Sie stellt einen von hinten auf wenig sichtbaren Säulen ruhenden Thronhimmel mit gothischen Verzierungen dar. Die Schlingpflanzen sind aus der Spitze durch eine hohle Base gezogen, und bilden darin ein Bouquet. Die häßlichsten Drahtlauben sind die, welche das Ansehen eines großen Vogelkäfigs haben und nach allen Seiten zu sind. Kleine Drahtlauben kann man auf einen Bretterboden befestigen und mit kleinen eisernen Rädchen versehen.

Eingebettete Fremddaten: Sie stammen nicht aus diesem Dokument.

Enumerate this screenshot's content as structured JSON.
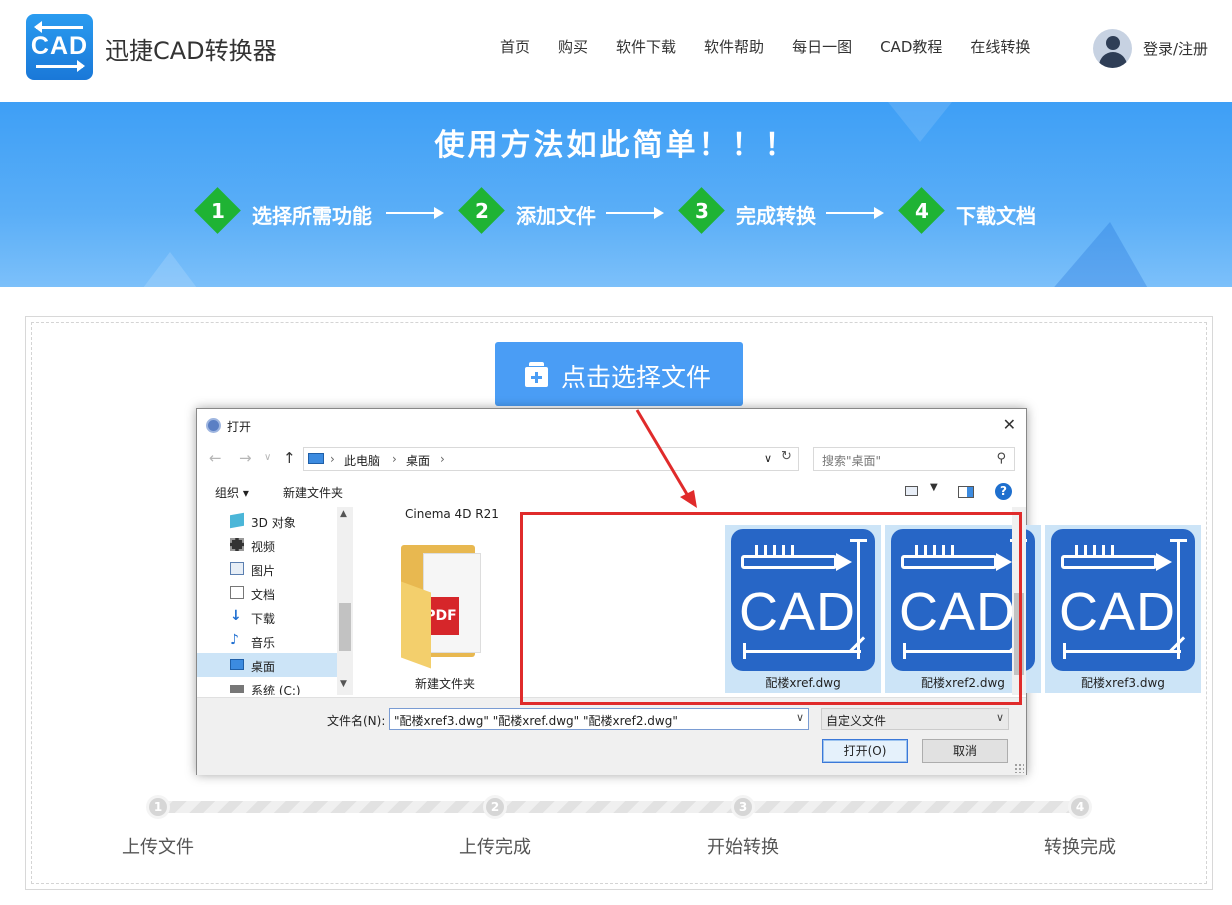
{
  "header": {
    "logo_text": "CAD",
    "brand": "迅捷CAD转换器",
    "nav": [
      "首页",
      "购买",
      "软件下载",
      "软件帮助",
      "每日一图",
      "CAD教程",
      "在线转换"
    ],
    "login": "登录/注册"
  },
  "banner": {
    "title": "使用方法如此简单！！！",
    "steps": [
      {
        "num": "1",
        "label": "选择所需功能"
      },
      {
        "num": "2",
        "label": "添加文件"
      },
      {
        "num": "3",
        "label": "完成转换"
      },
      {
        "num": "4",
        "label": "下载文档"
      }
    ]
  },
  "upload": {
    "select_button": "点击选择文件"
  },
  "dialog": {
    "title": "打开",
    "breadcrumb": [
      "此电脑",
      "桌面"
    ],
    "search_placeholder": "搜索\"桌面\"",
    "organize": "组织",
    "new_folder": "新建文件夹",
    "help": "?",
    "tree": [
      {
        "label": "3D 对象",
        "icon": "cube-icon"
      },
      {
        "label": "视频",
        "icon": "film-icon"
      },
      {
        "label": "图片",
        "icon": "image-icon"
      },
      {
        "label": "文档",
        "icon": "document-icon"
      },
      {
        "label": "下载",
        "icon": "download-icon"
      },
      {
        "label": "音乐",
        "icon": "music-icon"
      },
      {
        "label": "桌面",
        "icon": "desktop-icon"
      },
      {
        "label": "系统 (C:)",
        "icon": "drive-icon"
      }
    ],
    "files": {
      "cinema_label": "Cinema 4D R21",
      "folder_label": "新建文件夹",
      "pdf_text": "PDF",
      "cad_icon_text": "CAD",
      "cad_files": [
        "配楼xref.dwg",
        "配楼xref2.dwg",
        "配楼xref3.dwg"
      ]
    },
    "filename_label": "文件名(N):",
    "filename_value": "\"配楼xref3.dwg\" \"配楼xref.dwg\" \"配楼xref2.dwg\"",
    "filetype": "自定义文件",
    "open_button": "打开(O)",
    "cancel_button": "取消"
  },
  "progress": {
    "steps": [
      {
        "num": "1",
        "label": "上传文件"
      },
      {
        "num": "2",
        "label": "上传完成"
      },
      {
        "num": "3",
        "label": "开始转换"
      },
      {
        "num": "4",
        "label": "转换完成"
      }
    ]
  },
  "colors": {
    "accent": "#4a9df5",
    "step_green": "#1fb334",
    "cad_blue": "#2766c6",
    "highlight_red": "#e02b2b"
  }
}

Nicht genug zu empfehlen sind Lauben in Verbindung mit kleinen, zierlichen Gärtenhäuschen, wo die Laube gleichsam nur die Vorhalle bildet. Man begreift leicht, wie angenehm es ist, eine Laube zu besitzen, deren hinterer Theil gegen Regen geschützt ist, so daß man sie bequem und elegant einrichten kann. Eine solche Laube ersetzt im Sommer förmliche Zimmer. Solche Gartengebäude lassen die größte Einfachheit und die größte Eleganz zu. Nach der Laube zu sind sie ganz offen oder mit einer Glasthür versehen. Der Hellung und Aussicht wegen kann auch eine Wand aus Glas bestehen.

Eine ganz eigene Art von Lauben bildet die italienische Pergola, eine Form, die neuerdings in fast allen Ländern, wo es elegante Gärten giebt, die alte Laube verdrängt hat. Die Urform besteht in Italien schon, seitdem die Weinrebe dort kultivirt wird, und hat sich bis heute so erhalten. Hohe Steinpfeiler tragen starke Querhölzer, die immer gerade aufliegen. So entstehen entweder bloße Lauben oder förmliche Rebengänge. Ihr Zweck ist, die Wege zu beschatten und dieselben durch Weinbau nutzbar zu machen. Sie eignen sich ganz vortrefflich zum italienischen Baustyl, und werden in Gärten vorzugsweise in Verbindung mit Gebäuden angebracht. Durch die Einführung der Pergola in die Gärten hat sich ihr Wesen etwas verändert. Zwar sucht man, namentlich, wenn die Architektur des Wohnhauses an die italienische erinnert, stets Steinpfeiler anzuwenden, aber schon die Römer hatten anstatt derselben kunstvolle Säulen und Karyatiden. Unter anderen beschreibt Plinius eine Weinlaube, welche einen Sitzplatz (Stibadium) und Brunnen beschattete, die von vier Lastträgerinnen (Karyatiden) aus Marmor getragen wurde. Schinkel hat davon eine sehr schöne ideale Zeichnung entworfen. So wurden nach und nach die Steinpfeiler zu Säulen und Holzpfeilern, und man verband die Formen der leichten orientalischen Gitterlauben mit denen der einfachen Pergola. Bedingung ist, daß die Tragsäulen immer eine ziemliche Stärke haben. Diese Pergola wird zur Veranda, wenn sie an einem Gebäude angebracht wird, wozu sie sich vor Allem eignet.

Empfohlene Zitierweise:
verschiedene: Die Gartenlaube (1856). Ernst Keil, Leipzig 1856, Seite 269. Digitale Volltext-Ausgabe bei Wikisource, URL: https://de.wikisource.org/w/index.php?title=Seite:Die_Gartenlaube_(1856)_269.jpg&oldid=- (Version vom 20.8.2021)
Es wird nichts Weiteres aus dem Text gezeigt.